Anapa, eine im Krimkriege oft genannte russische Festung in Kaukasien, wird den Lesern der Gartenlaube auch noch durch eine gelungene Abbildung, welche dieses Blatt in einem früheren Jahrgange brachte, in frischem Andenken sein. Die Stadt liegt vierzig Werste südlich von der Mündung des Kuban auf einem Kalksteinfelsen, welcher sich in das schwarze Meer halbkreisförmig hineindrängt, und fast senkrecht nach dem Meeresspiegel zu abfällt. Das Plateau, welches der Felsen bildet, senkt sich von Süden nach Norden hin, so zwar, daß sich seine höchste Stelle 19 Saschen[1] die niedrigste, von den Festungswerken gekrönt, nur noch 5 bis 6 Saschen über das Wasser erhebt. Hier sucht ein kleiner Fluß, der Bugùr, das Meer zu erreichen; aber es ist ihm nicht vergönnt, sein klares Wasser dem Pontus zuzuführen, denn neidische Sandbänke haben sich vor seiner Mündung gelagert, und hindern grausam die Vereinigung mit dem ersehnten Freunde. Trotzig sucht das Flüßchen, indem es sich in mehrere Arme theilt, den Feind zu umgehen, da es nicht die Kraft hat, seine Mitte zu durchbrechen, doch überall stellen sich neue Sandmassen entgegen. So unterliegt der Arme dem durch die Meeresfluthen täglich wechselnden Widersacher; nur ein kleiner Theil seiner Kräfte erreicht das Ziel, die größere Menge Wasser bleibt stehen und bildet einen Sumpf, der einen Umfang von mehr als zwei Wersten hat, während das Flüßchen hundert Schritt vor der Mündung seine Kräfte auf eine Breite von drei Saschen concentrirt. Früher war der Sumpf vielleicht ein Meerbusen, der nach und nach durch Sandbänke vom Meere abgeschnitten wurde. Die zuströmenden Wasser des Bugùr verhinderten das Austrocknen, und so erstreckt er sich jetzt an acht Werste weit landeinwärts, bewachsen mit Schilf und Rohr, und bevölkert von wilden Schweinen und allerhand Sumpfvögeln, besonders vielen Millionen wilder Enten. Am südlichen Ufer dieser morastigen Strecke haben Kleinrussen, aus verschiedenen Domänengütern abstammend, zwei Dörfer gebildet. Erdwälle und Gräben schützen nothdürftig gegen plötzliche Ueberfälle der benachbarten Tscherkessen. Einige Kanonen und in jedem Dorfe eine Compagnie Soldaten (350 Mann) sind jedoch nicht hinreichend zur Vertheidigung bei stärkeren Angriffen der kriegerischen Feinde, und deshalb ist jeder Bewohner, welcher die Waffen zu tragen im Stande ist, auch verpflichtet, solche zu besitzen, sie immer mit sich zu führen, und sogleich an der Vertheidigung Theil zu nehmen.

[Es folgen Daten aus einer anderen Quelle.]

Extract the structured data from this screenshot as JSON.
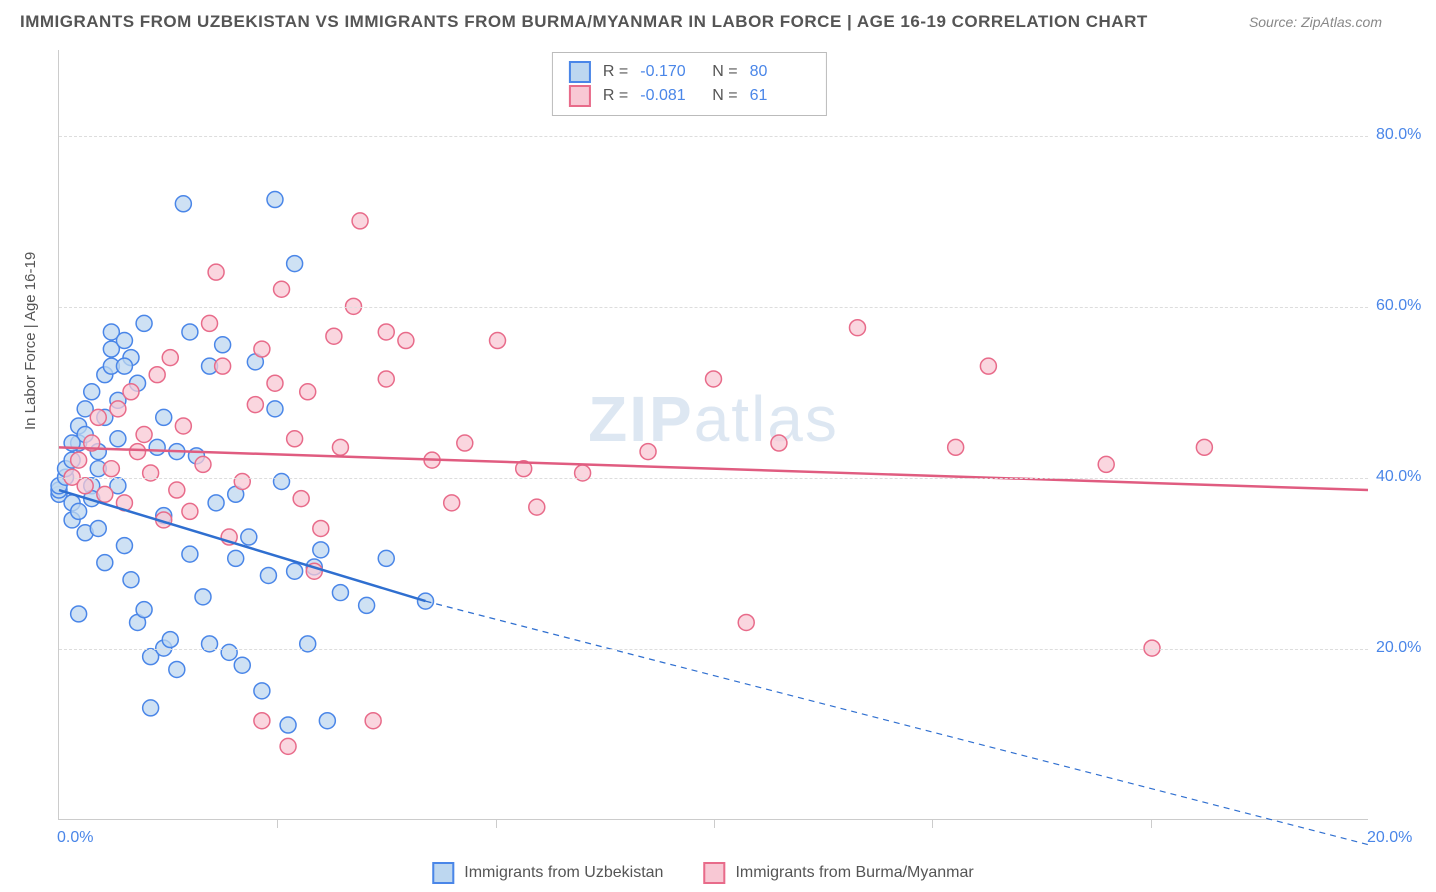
{
  "title": "IMMIGRANTS FROM UZBEKISTAN VS IMMIGRANTS FROM BURMA/MYANMAR IN LABOR FORCE | AGE 16-19 CORRELATION CHART",
  "source": "Source: ZipAtlas.com",
  "watermark": "ZIPatlas",
  "ylabel": "In Labor Force | Age 16-19",
  "chart": {
    "type": "scatter",
    "background_color": "#ffffff",
    "grid_color": "#dddddd",
    "xlim": [
      0,
      20
    ],
    "ylim": [
      0,
      90
    ],
    "ytick_labels": [
      "20.0%",
      "40.0%",
      "60.0%",
      "80.0%"
    ],
    "ytick_values": [
      20,
      40,
      60,
      80
    ],
    "xtick_labels": [
      "0.0%",
      "20.0%"
    ],
    "xtick_values": [
      0,
      20
    ],
    "xtick_minor": [
      3.33,
      6.67,
      10,
      13.33,
      16.67
    ],
    "legend_top": [
      {
        "color_fill": "#bdd7f0",
        "color_border": "#4a86e8",
        "r_label": "R =",
        "r_value": "-0.170",
        "n_label": "N =",
        "n_value": "80"
      },
      {
        "color_fill": "#f8c8d4",
        "color_border": "#e86b8a",
        "r_label": "R =",
        "r_value": "-0.081",
        "n_label": "N =",
        "n_value": "61"
      }
    ],
    "legend_bottom": [
      {
        "color_fill": "#bdd7f0",
        "color_border": "#4a86e8",
        "label": "Immigrants from Uzbekistan"
      },
      {
        "color_fill": "#f8c8d4",
        "color_border": "#e86b8a",
        "label": "Immigrants from Burma/Myanmar"
      }
    ],
    "series": [
      {
        "name": "uzbekistan",
        "marker_fill": "#bdd7f0",
        "marker_stroke": "#4a86e8",
        "marker_radius": 8,
        "marker_opacity": 0.75,
        "trend": {
          "x1": 0,
          "y1": 38.5,
          "x2": 5.6,
          "y2": 25.5,
          "color": "#2f6fd0",
          "width": 2.5,
          "dash_x2": 20,
          "dash_y2": -3
        },
        "points": [
          [
            0.0,
            38.0
          ],
          [
            0.0,
            38.5
          ],
          [
            0.0,
            39.0
          ],
          [
            0.1,
            40.0
          ],
          [
            0.1,
            41.0
          ],
          [
            0.2,
            37.0
          ],
          [
            0.2,
            42.0
          ],
          [
            0.2,
            35.0
          ],
          [
            0.3,
            44.0
          ],
          [
            0.3,
            36.0
          ],
          [
            0.3,
            46.0
          ],
          [
            0.4,
            33.5
          ],
          [
            0.4,
            45.0
          ],
          [
            0.4,
            48.0
          ],
          [
            0.5,
            39.0
          ],
          [
            0.5,
            37.5
          ],
          [
            0.5,
            50.0
          ],
          [
            0.6,
            43.0
          ],
          [
            0.6,
            34.0
          ],
          [
            0.6,
            41.0
          ],
          [
            0.7,
            52.0
          ],
          [
            0.7,
            47.0
          ],
          [
            0.7,
            30.0
          ],
          [
            0.8,
            55.0
          ],
          [
            0.8,
            53.0
          ],
          [
            0.8,
            57.0
          ],
          [
            0.9,
            49.0
          ],
          [
            0.9,
            44.5
          ],
          [
            1.0,
            56.0
          ],
          [
            1.0,
            32.0
          ],
          [
            1.1,
            54.0
          ],
          [
            1.1,
            28.0
          ],
          [
            1.2,
            51.0
          ],
          [
            1.2,
            23.0
          ],
          [
            1.3,
            58.0
          ],
          [
            1.3,
            24.5
          ],
          [
            1.4,
            19.0
          ],
          [
            1.4,
            13.0
          ],
          [
            1.5,
            43.5
          ],
          [
            1.6,
            35.5
          ],
          [
            1.6,
            20.0
          ],
          [
            1.7,
            21.0
          ],
          [
            1.8,
            17.5
          ],
          [
            1.9,
            72.0
          ],
          [
            2.0,
            31.0
          ],
          [
            2.1,
            42.5
          ],
          [
            2.2,
            26.0
          ],
          [
            2.3,
            20.5
          ],
          [
            2.4,
            37.0
          ],
          [
            2.5,
            55.5
          ],
          [
            2.6,
            19.5
          ],
          [
            2.7,
            30.5
          ],
          [
            2.8,
            18.0
          ],
          [
            2.9,
            33.0
          ],
          [
            3.0,
            53.5
          ],
          [
            3.1,
            15.0
          ],
          [
            3.2,
            28.5
          ],
          [
            3.3,
            72.5
          ],
          [
            3.4,
            39.5
          ],
          [
            3.5,
            11.0
          ],
          [
            3.6,
            29.0
          ],
          [
            3.6,
            65.0
          ],
          [
            3.8,
            20.5
          ],
          [
            3.9,
            29.5
          ],
          [
            4.0,
            31.5
          ],
          [
            4.1,
            11.5
          ],
          [
            4.3,
            26.5
          ],
          [
            4.7,
            25.0
          ],
          [
            5.0,
            30.5
          ],
          [
            5.6,
            25.5
          ],
          [
            2.0,
            57.0
          ],
          [
            2.3,
            53.0
          ],
          [
            1.0,
            53.0
          ],
          [
            0.2,
            44.0
          ],
          [
            0.9,
            39.0
          ],
          [
            0.3,
            24.0
          ],
          [
            1.8,
            43.0
          ],
          [
            2.7,
            38.0
          ],
          [
            3.3,
            48.0
          ],
          [
            1.6,
            47.0
          ]
        ]
      },
      {
        "name": "burma",
        "marker_fill": "#f8c8d4",
        "marker_stroke": "#e86b8a",
        "marker_radius": 8,
        "marker_opacity": 0.75,
        "trend": {
          "x1": 0,
          "y1": 43.5,
          "x2": 20,
          "y2": 38.5,
          "color": "#e05c80",
          "width": 2.5
        },
        "points": [
          [
            0.2,
            40.0
          ],
          [
            0.3,
            42.0
          ],
          [
            0.4,
            39.0
          ],
          [
            0.5,
            44.0
          ],
          [
            0.6,
            47.0
          ],
          [
            0.7,
            38.0
          ],
          [
            0.8,
            41.0
          ],
          [
            0.9,
            48.0
          ],
          [
            1.0,
            37.0
          ],
          [
            1.1,
            50.0
          ],
          [
            1.2,
            43.0
          ],
          [
            1.3,
            45.0
          ],
          [
            1.4,
            40.5
          ],
          [
            1.5,
            52.0
          ],
          [
            1.6,
            35.0
          ],
          [
            1.7,
            54.0
          ],
          [
            1.8,
            38.5
          ],
          [
            1.9,
            46.0
          ],
          [
            2.0,
            36.0
          ],
          [
            2.2,
            41.5
          ],
          [
            2.3,
            58.0
          ],
          [
            2.4,
            64.0
          ],
          [
            2.5,
            53.0
          ],
          [
            2.6,
            33.0
          ],
          [
            2.8,
            39.5
          ],
          [
            3.0,
            48.5
          ],
          [
            3.1,
            55.0
          ],
          [
            3.3,
            51.0
          ],
          [
            3.4,
            62.0
          ],
          [
            3.6,
            44.5
          ],
          [
            3.7,
            37.5
          ],
          [
            3.8,
            50.0
          ],
          [
            3.9,
            29.0
          ],
          [
            4.0,
            34.0
          ],
          [
            4.2,
            56.5
          ],
          [
            4.3,
            43.5
          ],
          [
            4.5,
            60.0
          ],
          [
            4.6,
            70.0
          ],
          [
            4.8,
            11.5
          ],
          [
            5.0,
            57.0
          ],
          [
            5.0,
            51.5
          ],
          [
            5.3,
            56.0
          ],
          [
            5.7,
            42.0
          ],
          [
            6.0,
            37.0
          ],
          [
            6.2,
            44.0
          ],
          [
            6.7,
            56.0
          ],
          [
            7.1,
            41.0
          ],
          [
            7.3,
            36.5
          ],
          [
            8.0,
            40.5
          ],
          [
            3.5,
            8.5
          ],
          [
            9.0,
            43.0
          ],
          [
            10.0,
            51.5
          ],
          [
            10.5,
            23.0
          ],
          [
            11.0,
            44.0
          ],
          [
            12.2,
            57.5
          ],
          [
            13.7,
            43.5
          ],
          [
            14.2,
            53.0
          ],
          [
            16.0,
            41.5
          ],
          [
            16.7,
            20.0
          ],
          [
            17.5,
            43.5
          ],
          [
            3.1,
            11.5
          ]
        ]
      }
    ]
  }
}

Das Anapa zunächst liegende Dorf heißt Alexejewka und liegt etwa vier Werste von ihm, das andere, Nikolajewka, bedeutend größer, ist am Ende des Sumpfes erbaut worden. Hier verwandelt sich der Morast in ein Dickicht von Eichen, Ahorn, Eschen, Weiden und vielen andern Bäumen, welche selten mehr als armsdick und höher als drei Saschen und dabei so von Hopfen, wildem Wein und andern Schlingpflanzen umschlungen

  1. 7 Werste = 1 deutsche Meile; 1 Werst = 500 Saschen oder 3500 engl. Fuß, also 1 Sasche = 7 Fuß engl. = 6¾ Fuß rheinisch.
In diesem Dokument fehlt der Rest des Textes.